Cour d’appel de Amiens, le 3 juillet 2025, n°22/04842
Rendue par la Cour d’appel d’Amiens le 3 juillet 2025, la décision porte sur les conditions de libération d’un locataire co‑titulaire et sur la preuve du congé. Un bail d’habitation avait été conclu en 2010 au bénéfice de deux occupants. Après un commandement visant la clause résolutoire délivré en 2017, un jugement du tribunal d’instance de Senlis du 16 avril 2018 avait constaté l’acquisition de la clause, ordonné l’expulsion, condamné solidairement au paiement de l’arriéré et de l’indemnité d’occupation.

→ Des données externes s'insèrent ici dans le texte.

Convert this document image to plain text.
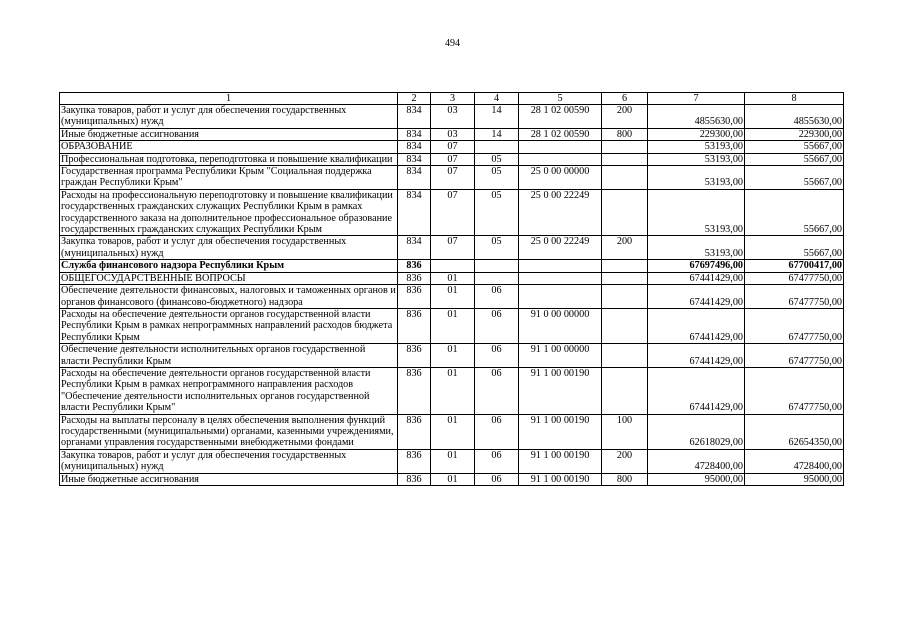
494
1	2	3	4	5	6	7	8
Закупка товаров, работ и услуг для обеспечения государственных (муниципальных) нужд	834	03	14	28 1 02 00590	200	4855630,00	4855630,00
Иные бюджетные ассигнования	834	03	14	28 1 02 00590	800	229300,00	229300,00
ОБРАЗОВАНИЕ	834	07				53193,00	55667,00
Профессиональная подготовка, переподготовка и повышение квалификации	834	07	05			53193,00	55667,00
Государственная программа Республики Крым "Социальная поддержка граждан Республики Крым"	834	07	05	25 0 00 00000		53193,00	55667,00
Расходы на профессиональную переподготовку и повышение квалификации государственных гражданских служащих Республики Крым в рамках государственного заказа на дополнительное профессиональное образование государственных гражданских служащих Республики Крым	834	07	05	25 0 00 22249		53193,00	55667,00
Закупка товаров, работ и услуг для обеспечения государственных (муниципальных) нужд	834	07	05	25 0 00 22249	200	53193,00	55667,00
Служба финансового надзора Республики Крым	836					67697496,00	67700417,00
ОБЩЕГОСУДАРСТВЕННЫЕ ВОПРОСЫ	836	01				67441429,00	67477750,00
Обеспечение деятельности финансовых, налоговых и таможенных органов и органов финансового (финансово-бюджетного) надзора	836	01	06			67441429,00	67477750,00
Расходы на обеспечение деятельности органов государственной власти Республики Крым в рамках непрограммных направлений расходов бюджета Республики Крым	836	01	06	91 0 00 00000		67441429,00	67477750,00
Обеспечение деятельности исполнительных органов государственной власти Республики Крым	836	01	06	91 1 00 00000		67441429,00	67477750,00
Расходы на обеспечение деятельности органов государственной власти Республики Крым в рамках непрограммного направления расходов "Обеспечение деятельности исполнительных органов государственной власти Республики Крым"	836	01	06	91 1 00 00190		67441429,00	67477750,00
Расходы на выплаты персоналу в целях обеспечения выполнения функций государственными (муниципальными) органами, казенными учреждениями, органами управления государственными внебюджетными фондами	836	01	06	91 1 00 00190	100	62618029,00	62654350,00
Закупка товаров, работ и услуг для обеспечения государственных (муниципальных) нужд	836	01	06	91 1 00 00190	200	4728400,00	4728400,00
Иные бюджетные ассигнования	836	01	06	91 1 00 00190	800	95000,00	95000,00
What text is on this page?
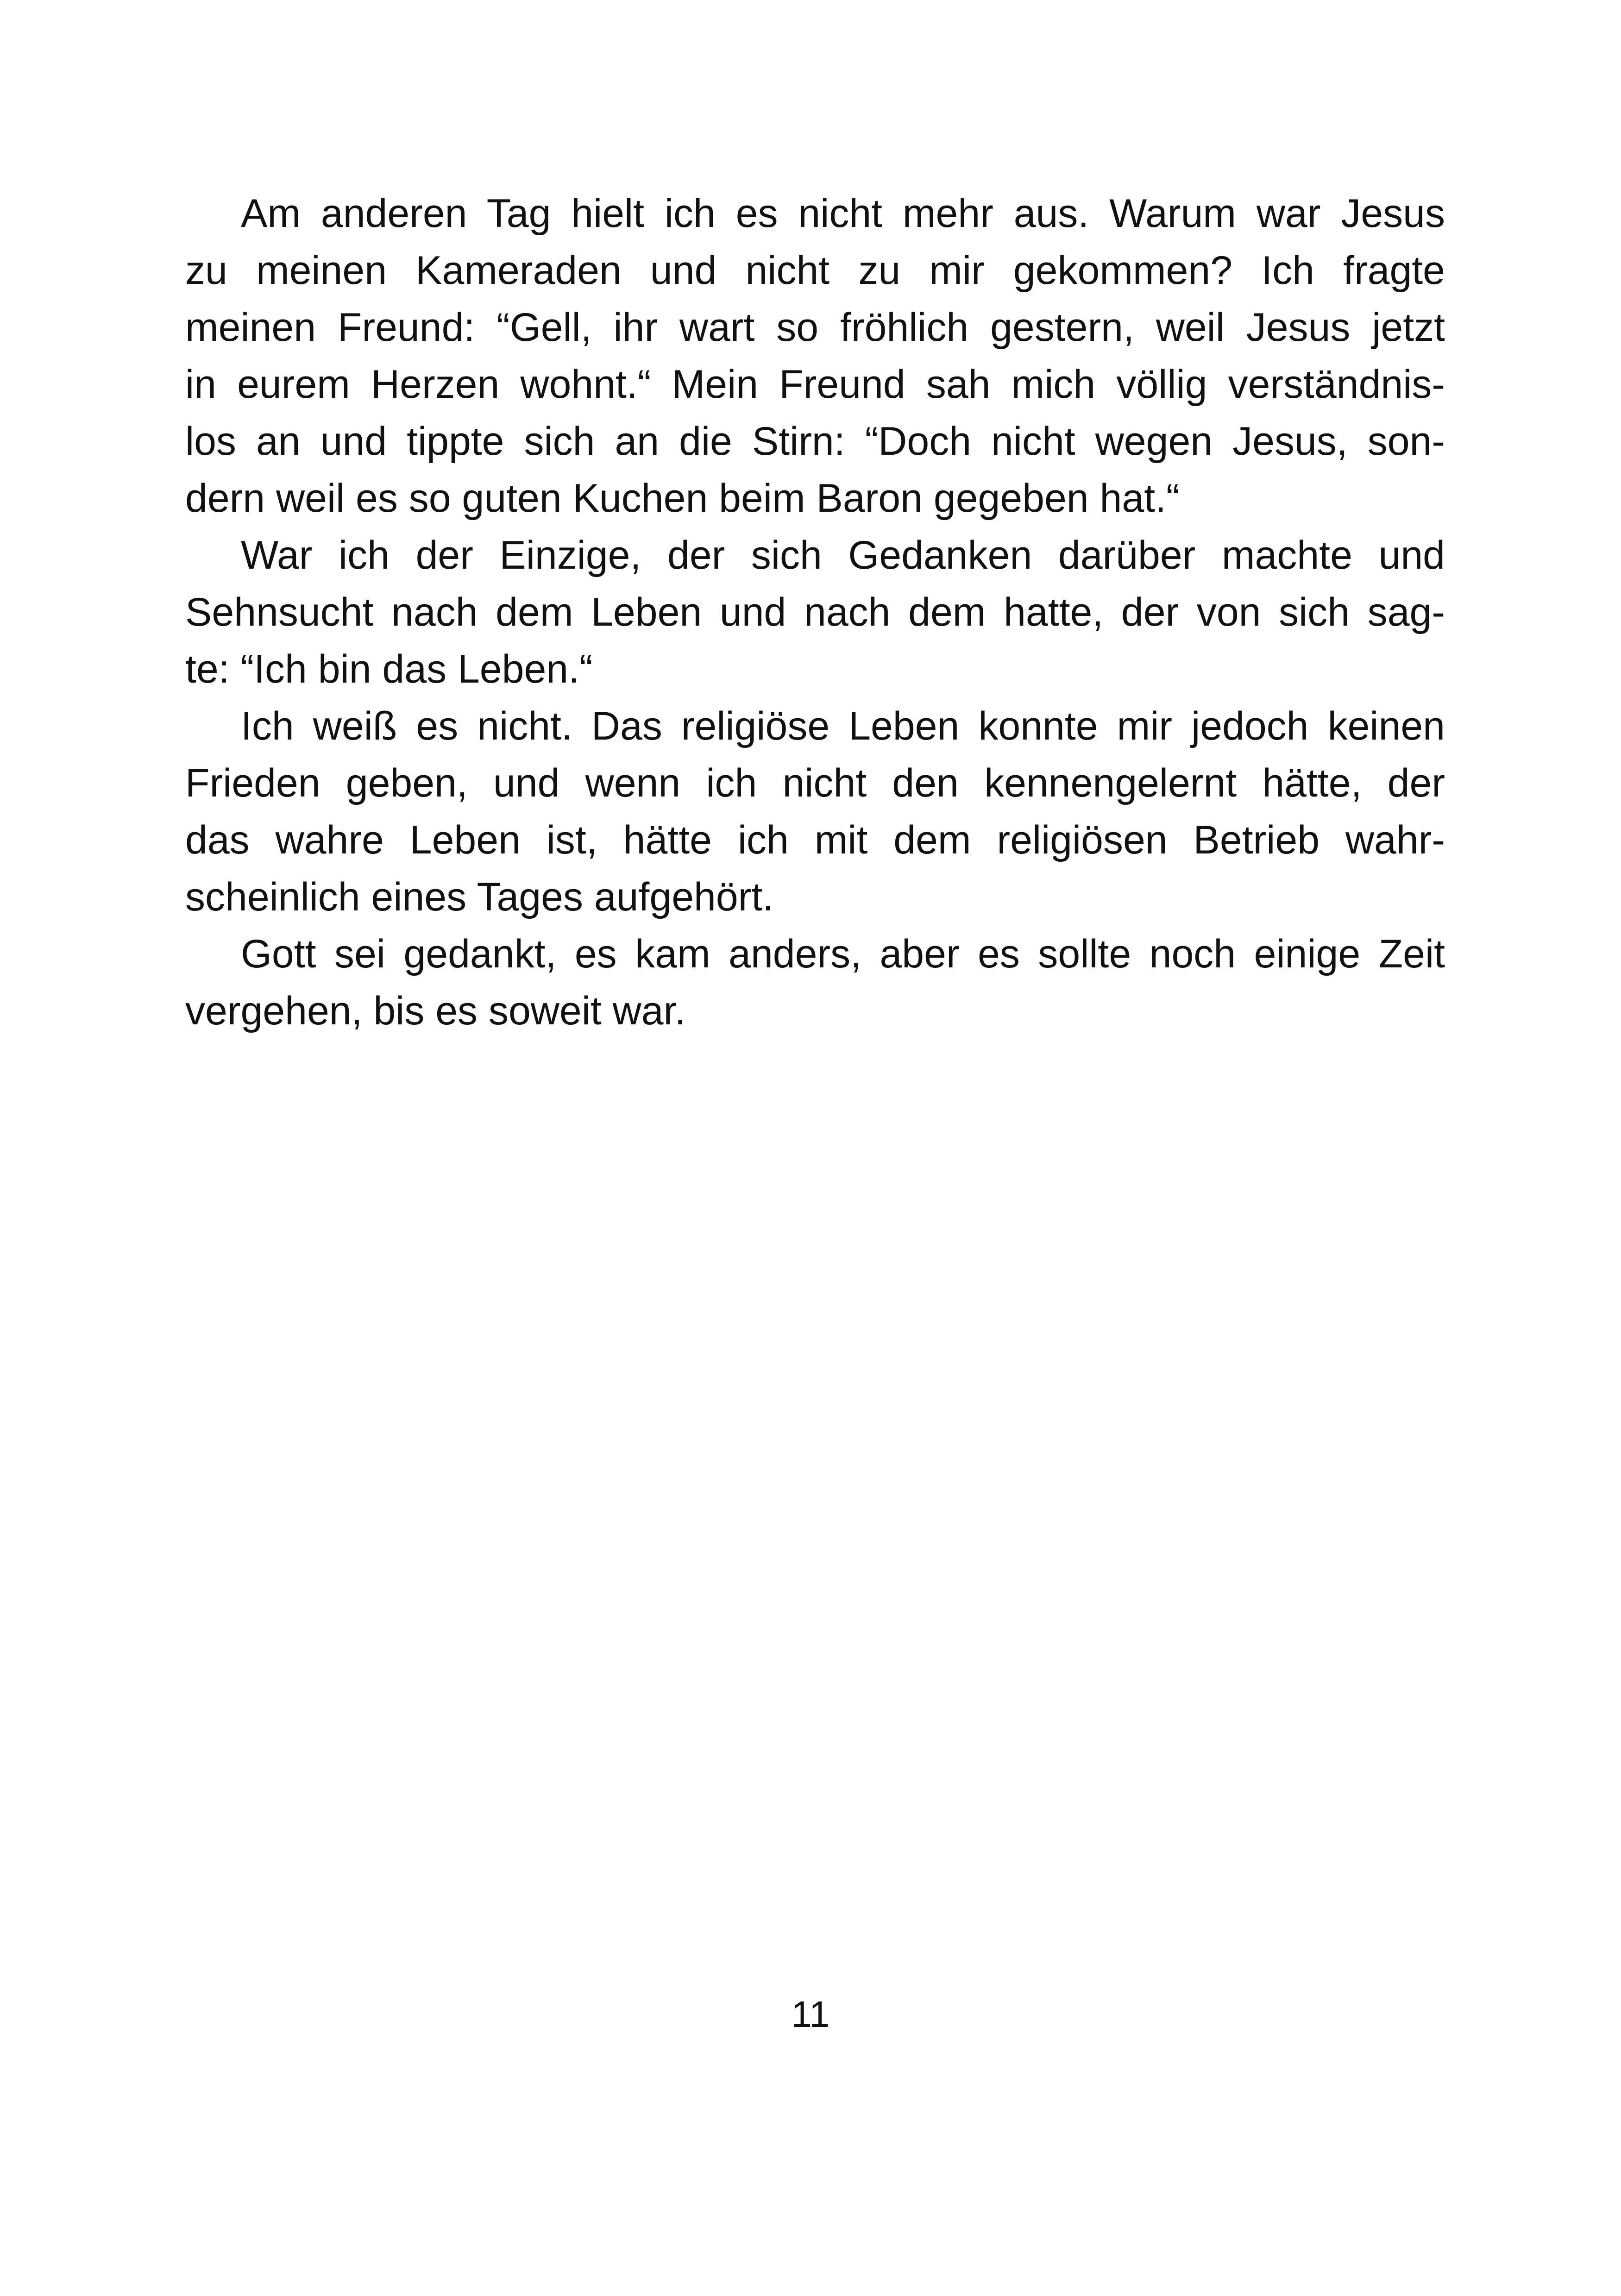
Am anderen Tag hielt ich es nicht mehr aus. Warum war Jesus
zu meinen Kameraden und nicht zu mir gekommen? Ich fragte
meinen Freund: “Gell, ihr wart so fröhlich gestern, weil Jesus jetzt
in eurem Herzen wohnt.“ Mein Freund sah mich völlig verständnis-
los an und tippte sich an die Stirn: “Doch nicht wegen Jesus, son-
dern weil es so guten Kuchen beim Baron gegeben hat.“
War ich der Einzige, der sich Gedanken darüber machte und
Sehnsucht nach dem Leben und nach dem hatte, der von sich sag-
te: “Ich bin das Leben.“
Ich weiß es nicht. Das religiöse Leben konnte mir jedoch keinen
Frieden geben, und wenn ich nicht den kennengelernt hätte, der
das wahre Leben ist, hätte ich mit dem religiösen Betrieb wahr-
scheinlich eines Tages aufgehört.
Gott sei gedankt, es kam anders, aber es sollte noch einige Zeit
vergehen, bis es soweit war.
11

L’appelante soutenait avoir quitté les lieux en mars 2012, avoir donné congé et n’avoir reçu ni commandement ni assignation. Elle invoquait la nullité des significations et l’absence d’occupation, de sorte qu’elle n’aurait pas à répondre de l’arriéré ni de l’indemnité d’occupation. L’intimé sollicitait la confirmation, en relevant l’absence de preuve d’un congé régulier et la persistance des obligations jusqu’à restitution régulière.
La cour rappelle les textes applicables. D’une part, l’article 15 I de la loi du 6 juillet 1989, par renvoi de l’article 40, dispose que le « congé doit être notifié par lettre recommandée avec demande d’avis de réception ou signifié par acte d’huissier ». D’autre part, selon l’article 1353, alinéa 2, du code civil, « celui qui se prétend libéré doit justifier le paiement ou le fait qui a produit l’extinction de son obligation ». Enfin, l’article 9 du code de procédure civile prévoit qu’« il incombe à chaque partie de prouver conformément à la loi les faits nécessaires au succès de sa prétention ».
La question posée était donc double. D’abord, un départ matériel et des justificatifs de domicile postérieurs suffisent‑ils à éteindre les obligations locatives en l’absence d’un congé répondant aux formes légales. Ensuite, la preuve d’une signification irrégulière ou d’une usurpation d’identité peut‑elle être rapportée par de simples attestations et dépôts de plainte, face à un procès-verbal d’huissier.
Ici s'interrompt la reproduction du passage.